In the early 20th century, automotive genius Henry Ford changed manufacturing permanently by creating factories that moved away from reliance on skilled professionals, towards ones that used less-skilled workers on vast assembly lines. It was a cheaper, more efficient model. The shift, in fact, was so radically, even intimidatingly efficient that it inspired Aldous Huxley’s dystopian novel Brave New World.
Looking at the type of employees companies choose is a good way to understand the changing nature of economies throughout history. In the 21st century, the world is seeing something of a return to relying on talented specialists, particularly in technological fields of the future, such as programming and artificial intelligence.
This competition for talent is shaping economies across the globe, including the UAE’s. Two major reforms announced this week speak to this trend. One is a significant update to labour laws, and the other is the introduction of the first ever federal corporate tax in the country from June 2023.
The latter will see a standard tax rate of 9 per cent for most companies. It is still significantly lower than in most developed countries. The average rate among EU27 countries is more than 21 per cent, and 69 per cent in the G7. The rate will remain zero for profits up to $102,000 (Dh375,000), and the country’s many free zones will remain subject to their own rules.

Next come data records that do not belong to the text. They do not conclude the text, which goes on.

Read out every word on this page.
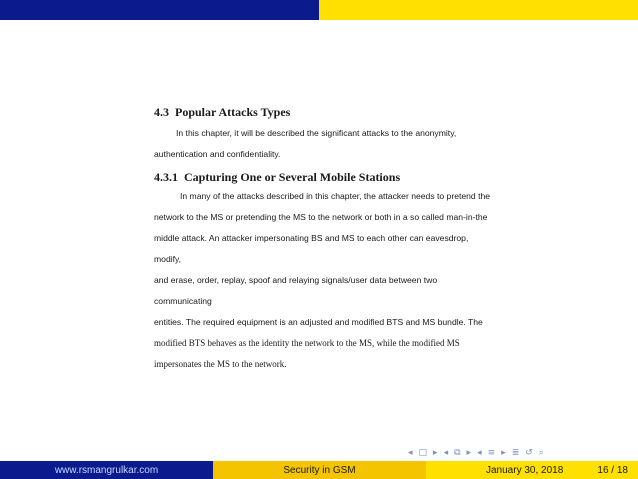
4.3 Popular Attacks Types
In this chapter, it will be described the significant attacks to the anonymity,
authentication and confidentiality.
4.3.1 Capturing One or Several Mobile Stations
In many of the attacks described in this chapter, the attacker needs to pretend the
network to the MS or pretending the MS to the network or both in a so called man-in-the
middle attack. An attacker impersonating BS and MS to each other can eavesdrop, modify,
and erase, order, replay, spoof and relaying signals/user data between two communicating
entities. The required equipment is an adjusted and modified BTS and MS bundle. The
modified BTS behaves as the identity the network to the MS, while the modified MS
impersonates the MS to the network.
◂ □ ▸ ◂ ⧉ ▸ ◂ ≡ ▸ ≣ ↺ ⌕
www.rsmangrulkar.com	Security in GSM	January 30, 2018	16 / 18
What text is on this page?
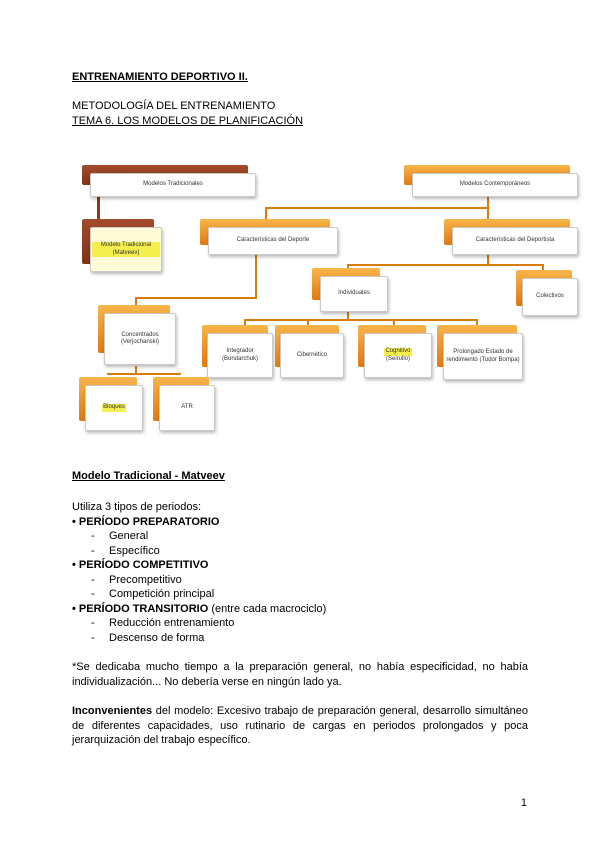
ENTRENAMIENTO DEPORTIVO II.
METODOLOGÍA DEL ENTRENAMIENTO
TEMA 6. LOS MODELOS DE PLANIFICACIÓN
Modelos Tradicionales	Modelos Contemporáneos
Modelo Tradicional (Matveev)
Características del Deporte	Características del Deportista
Individuales	Colectivos
Concentrados (Verjochanski)
Integrador (Bondarchuk)
Cibernético
Cognitivo
(Seirullo)
Prolongado Estado de rendimiento (Tudor Bompa)
Bloques	ATR
Modelo Tradicional - Matveev
Utiliza 3 tipos de periodos:
• PERÍODO PREPARATORIO
- General
- Específico
• PERÍODO COMPETITIVO
- Precompetitivo
- Competición principal
• PERÍODO TRANSITORIO (entre cada macrociclo)
- Reducción entrenamiento
- Descenso de forma
*Se dedicaba mucho tiempo a la preparación general, no había especificidad, no había individualización... No debería verse en ningún lado ya.
Inconvenientes del modelo: Excesivo trabajo de preparación general, desarrollo simultáneo de diferentes capacidades, uso rutinario de cargas en periodos prolongados y poca jerarquización del trabajo específico.
1
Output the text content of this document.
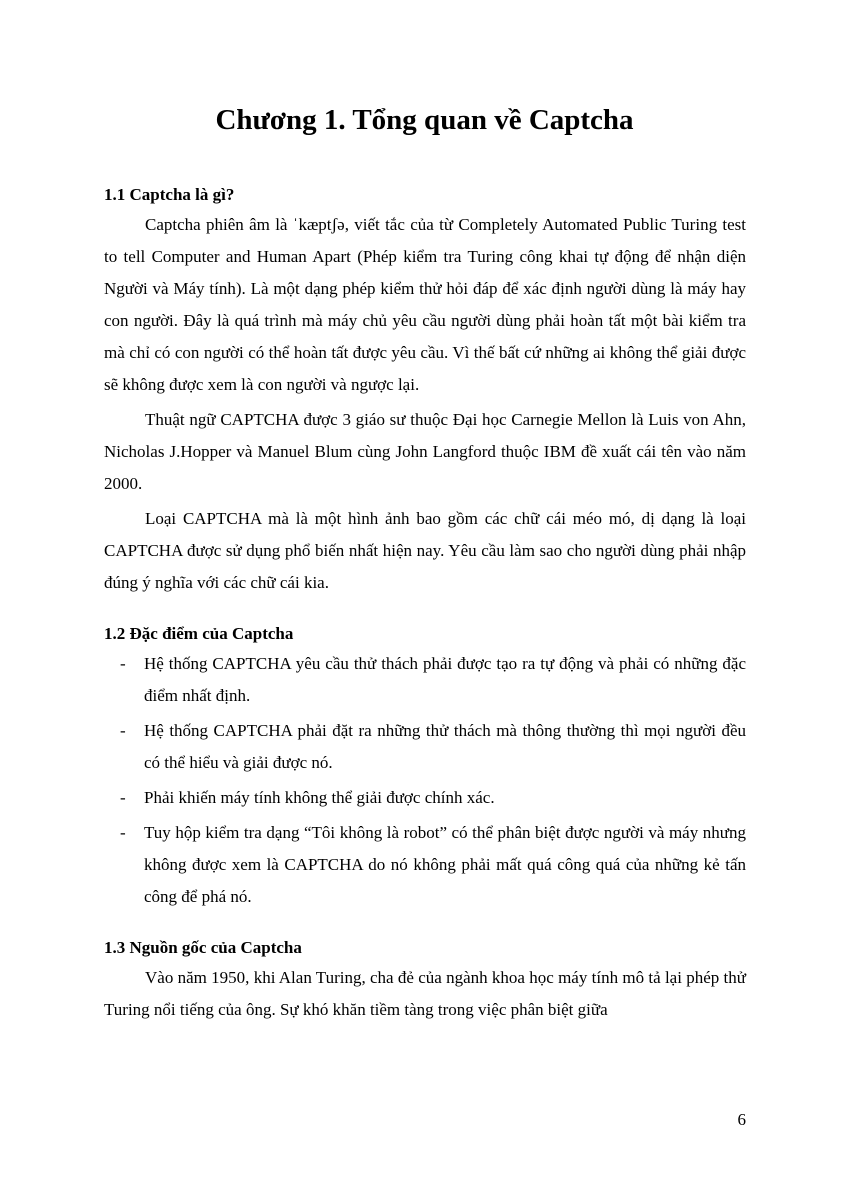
Chương 1. Tổng quan về Captcha

1.1 Captcha là gì?

Captcha phiên âm là ˈkæptʃə, viết tắc của từ Completely Automated Public Turing test to tell Computer and Human Apart (Phép kiểm tra Turing công khai tự động để nhận diện Người và Máy tính). Là một dạng phép kiểm thử hỏi đáp để xác định người dùng là máy hay con người. Đây là quá trình mà máy chủ yêu cầu người dùng phải hoàn tất một bài kiểm tra mà chỉ có con người có thể hoàn tất được yêu cầu. Vì thế bất cứ những ai không thể giải được sẽ không được xem là con người và ngược lại.

Thuật ngữ CAPTCHA được 3 giáo sư thuộc Đại học Carnegie Mellon là Luis von Ahn, Nicholas J.Hopper và Manuel Blum cùng John Langford thuộc IBM đề xuất cái tên vào năm 2000.

Loại CAPTCHA mà là một hình ảnh bao gồm các chữ cái méo mó, dị dạng là loại CAPTCHA được sử dụng phổ biến nhất hiện nay. Yêu cầu làm sao cho người dùng phải nhập đúng ý nghĩa với các chữ cái kia.

1.2 Đặc điểm của Captcha

- Hệ thống CAPTCHA yêu cầu thử thách phải được tạo ra tự động và phải có những đặc điểm nhất định.
- Hệ thống CAPTCHA phải đặt ra những thử thách mà thông thường thì mọi người đều có thể hiểu và giải được nó.
- Phải khiến máy tính không thể giải được chính xác.
- Tuy hộp kiểm tra dạng “Tôi không là robot” có thể phân biệt được người và máy nhưng không được xem là CAPTCHA do nó không phải mất quá công quá của những kẻ tấn công để phá nó.

1.3 Nguồn gốc của Captcha

Vào năm 1950, khi Alan Turing, cha đẻ của ngành khoa học máy tính mô tả lại phép thử Turing nổi tiếng của ông. Sự khó khăn tiềm tàng trong việc phân biệt giữa

6
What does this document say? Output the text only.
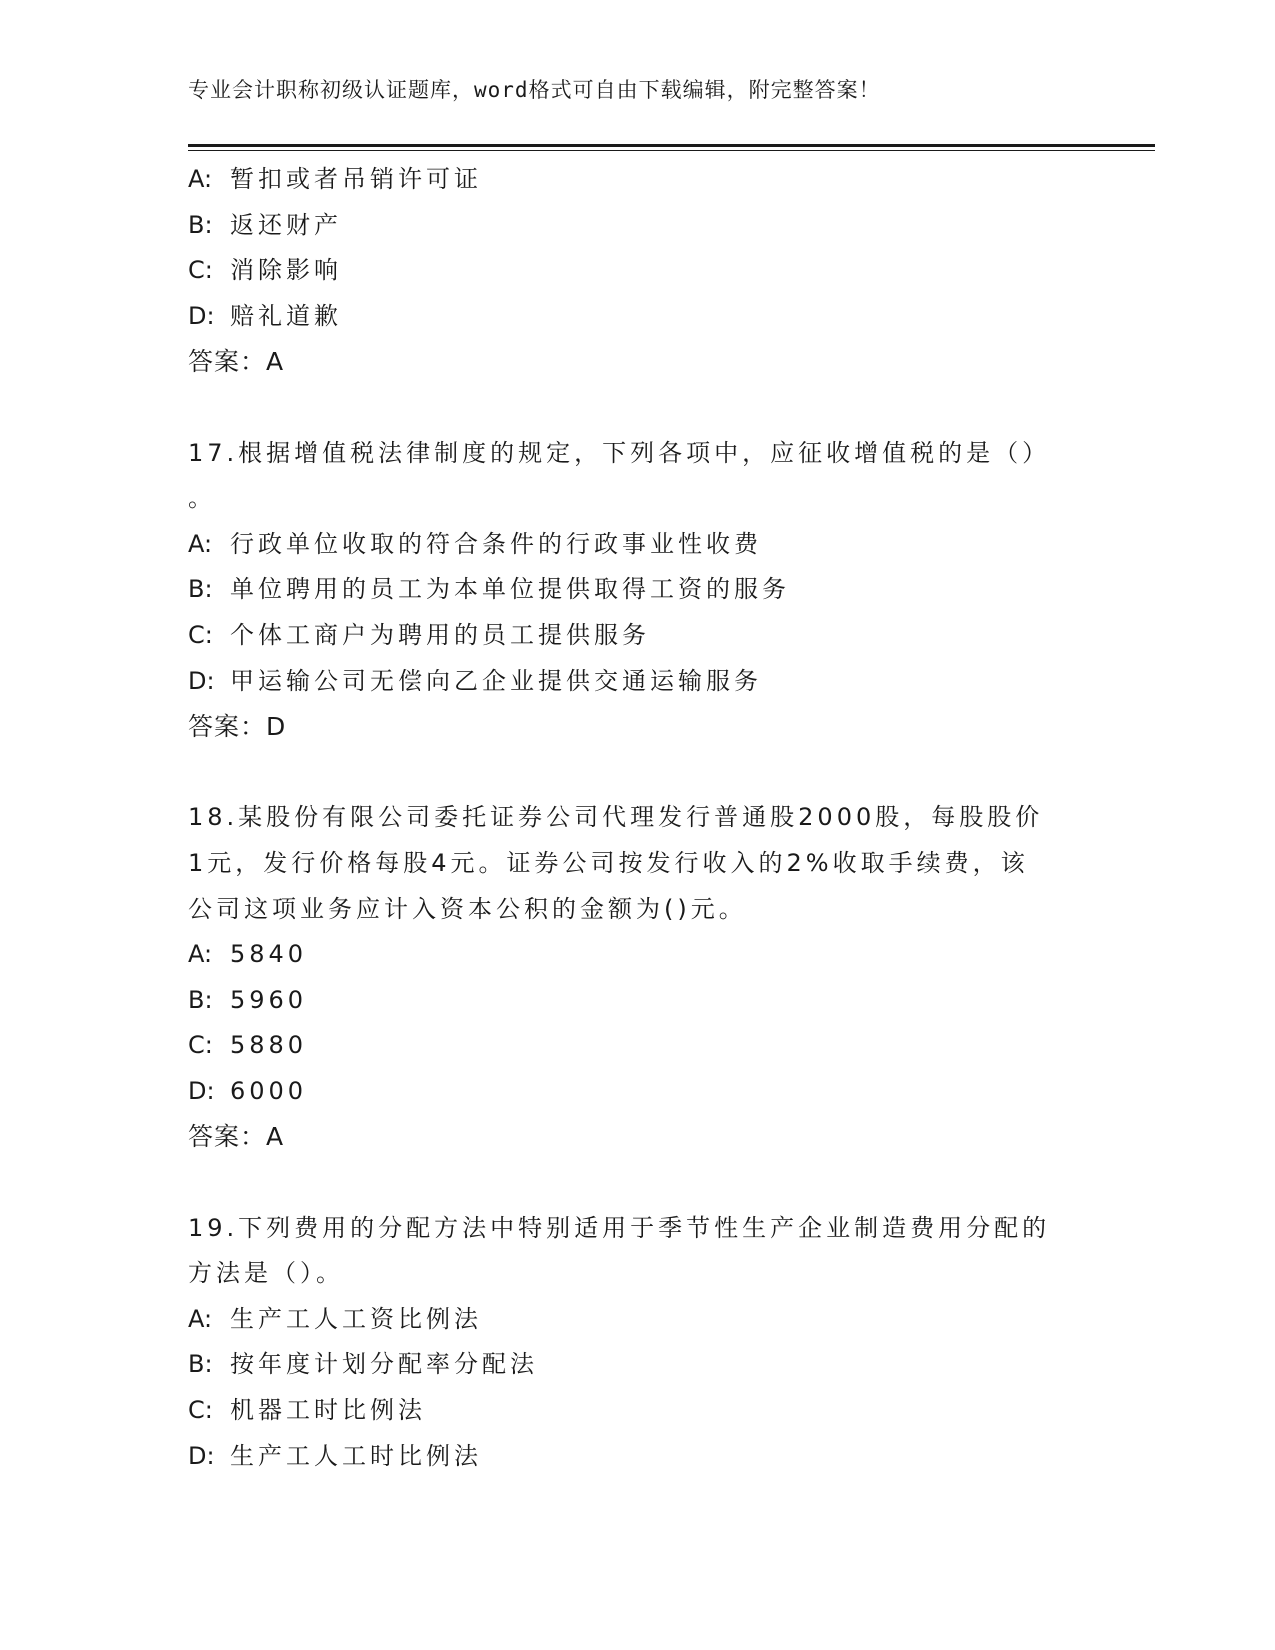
专业会计职称初级认证题库，word格式可自由下载编辑，附完整答案！
A: 暂扣或者吊销许可证
B: 返还财产
C: 消除影响
D: 赔礼道歉
答案：A
17.根据增值税法律制度的规定，下列各项中，应征收增值税的是（）
。
A: 行政单位收取的符合条件的行政事业性收费
B: 单位聘用的员工为本单位提供取得工资的服务
C: 个体工商户为聘用的员工提供服务
D: 甲运输公司无偿向乙企业提供交通运输服务
答案：D
18.某股份有限公司委托证券公司代理发行普通股2000股，每股股价
1元，发行价格每股4元。证券公司按发行收入的2%收取手续费，该
公司这项业务应计入资本公积的金额为()元。
A: 5840
B: 5960
C: 5880
D: 6000
答案：A
19.下列费用的分配方法中特别适用于季节性生产企业制造费用分配的
方法是（）。
A: 生产工人工资比例法
B: 按年度计划分配率分配法
C: 机器工时比例法
D: 生产工人工时比例法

While this commercial tax is the first of its kind, the UAE has introduced others in recent years, most notably 5 per cent VAT in 2018. The Ministry of Finance said it is used to provide “high-quality public services”. This week’s announcement will have the same intention: diversifying government revenues to build resilience and adaptability in a changing global economy. Crucially the ministry has confirmed that there are no plans to introduce personal income tax, keeping the Emirates an attractive destination for workers from across the globe, by taxing entire companies rather than employees.
Today also sees the first implementation of labour reforms announced last year, another move to aimed at making working life more stable and secure. A key reform allows workers to live in the Emirates for up to six months after leaving a job. The previous period was 30 days. Extending the grace period will ease the pressure to rush into a second job simply to keep living in the country. There are also provisions for shorter, fixed-term contracts in the private sector.
Reworking an entire economy is a complicated, at points unpredictable business, and there are many more reforms the government is implementing to help the process along. But today it is right to focus on the huge implications of labour reforms and the introduction of corporate tax. They are the most recent, major signs of the plans the government has for keeping the UAE abreast of contemporary economic trends.
No matter how comprehensive reforms might be, there is only so much central government can influence. But by helping people to help themselves, the UAE’s diverse population will carry on being the main driver of its modern economy.